Nur nicht zusammenbrechen

Roland Emmerich und der »absolute Katastrophenfilm«

  • Lesedauer: 3 Min.
Nach »Independence Day« und »The Day after Tomorrow« lässt Roland Emmerich einmal mehr die Welt untergehen. Ausgangspunkt von »2012« ist das Ende des Kalenders der Maya am 21. Dezember 2012. Dann stehen die Planeten in einer Konstellation, die den Erdkern schmelzen lassen und zu Verschiebungen der tektonischen Erdplatten führen. Nur ein kleiner Teil der Menschheit kann in acht gewaltigen »Archen Noah« überleben. Natürlich nur die wichtigsten Regierungschefs und Menschen, die eine Milliarde Dollar für den Fahrschein haben.

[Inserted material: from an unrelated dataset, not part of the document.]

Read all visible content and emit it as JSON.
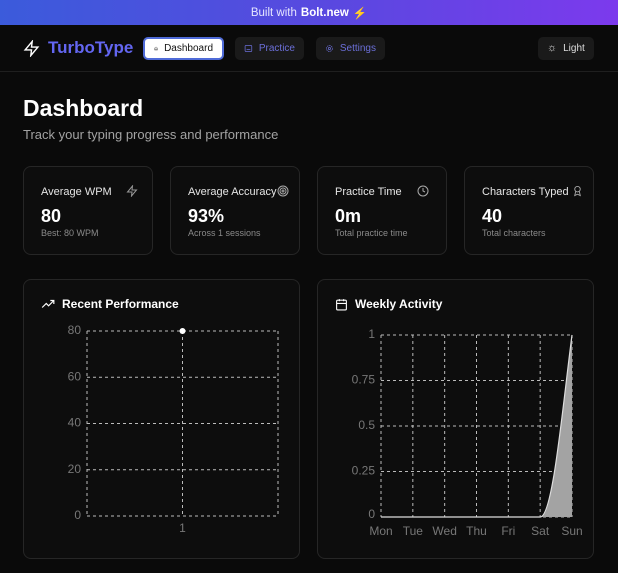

ND: Warum sind Katastrophenfilme beim Publikum so erfolgreich?
Emmerich: Weil sie da Dinge sehen können, die sie noch nie gesehen haben und die sie nie erleben wollen. Der 11. September 2001 hat die Türen noch weiter geöffnet. Im Zentrum der Filme stehen normale Menschen, Menschen wie du und ich. Das schafft ein Gefühl der Gemeinschaft. Für einen Filmemacher ist das relativ einfach. Ich kann sehr viel machen, und das Publikum weiß nie, wer am Ende überlebt. Ich kann mir aussuchen, wen ich plötzlich sterben lasse und wen nicht.

Sie wollten etwas machen, »was nicht mehr zu überbieten ist: den absoluten Katastrophenfilm«. Besser, größer als alles Bisherige. Was hat der Weltuntergang gekostet?
200 Millionen Dollar. Bei einem anderen Regisseur wären es mindestens 250 gewesen. Die Studios, in diesem Fall Sony, schätzen meine Sparsamkeit und geben mir alle Freiheiten und Rechte. Niemand durfte uns dreinreden. Das fand ich recht cool.

Wissen Sie schon, wo Sie sich am 21. Dezember 2012 aufhalten werden?
»2012« ist Hollywood-Entertainment. Ich möchte mit meiner Familie und allen Menschen, die ich liebe, zusammen sein und ein schönes Weihnachtsfest feiern. Ich hoffe, dass ich nicht schluchzend zusammenbreche, wenn sich dann das, was ich im Film zeige, wirklich ereignet.

Sie glauben also nicht, dass die Welt wirklich 2012 untergehen könnte?
Wenn sie untergeht, dann eher durch unsere permanenten Umweltsünden. Oder ein Idiot wirft wirklich eine Bombe. Der in Nordkorea zum Beispiel oder aus Teheran.

Sie lassen Los Angeles, Hawaii, Washington, Rio und Rom untergehen. Sie zeigen auch die Pilger in Mekka, aber bevor auch der Kaaba Unheil geschieht, blenden Sie aus?
Daran erkennen Sie den Zustand dieser Welt. Ein paar fanatische Muslime schaffen es, dass ein westlicher Mensch etwas völlig Natürliches lieber nicht zeigt.

Ihr erster Film war das »Arche Noah-Prinzip«. Schließt sich da ein Kreis?
Hier mache ich die Rolle rückwärts, und es geht wieder um Archen. Was, fragten wir uns, muss passieren, damit wirklich fast überall Wasser ist? Und dann ging es um Dinge wie: Wer ist Gott? Wer ist Noah?

Haben Sie eine Antwort gefunden?
Gott ist die Wissenschaft, die die nahende Katastrophe vorhersagt. Und Noah? Das sind die Regierenden dieser Welt. Rund um sie haben wir die große Menge der Unwissenden, zu denen auch ich gehöre. Genauso wie Kaliforniens Gouverneur Arnold Schwarzenegger.

Und die deutsche Regierungschefin. Sie ist bei Ihnen eine Frau, die lange keine Meinung hat und sich dann der Mehrheit anschließt. Ein boshafter Querschuss auf Angela Merkel?
Aber nein … Ich habe auch optische Ähnlichkeiten vermieden. Wenn die Auserwählten die Arche betreten, dann ist nur die englische Queen relativ erkennbar. Die Italiener etwa haben mir vorgeworfen, dass ihr Regierungschef nicht wie Berlusconi aussieht. Natürlich nicht, denn der echte, glaube ich, würde schnell öffentlich beten und dann das erste Flugzeug nach Asien – wo die Archen ankern – besteigen.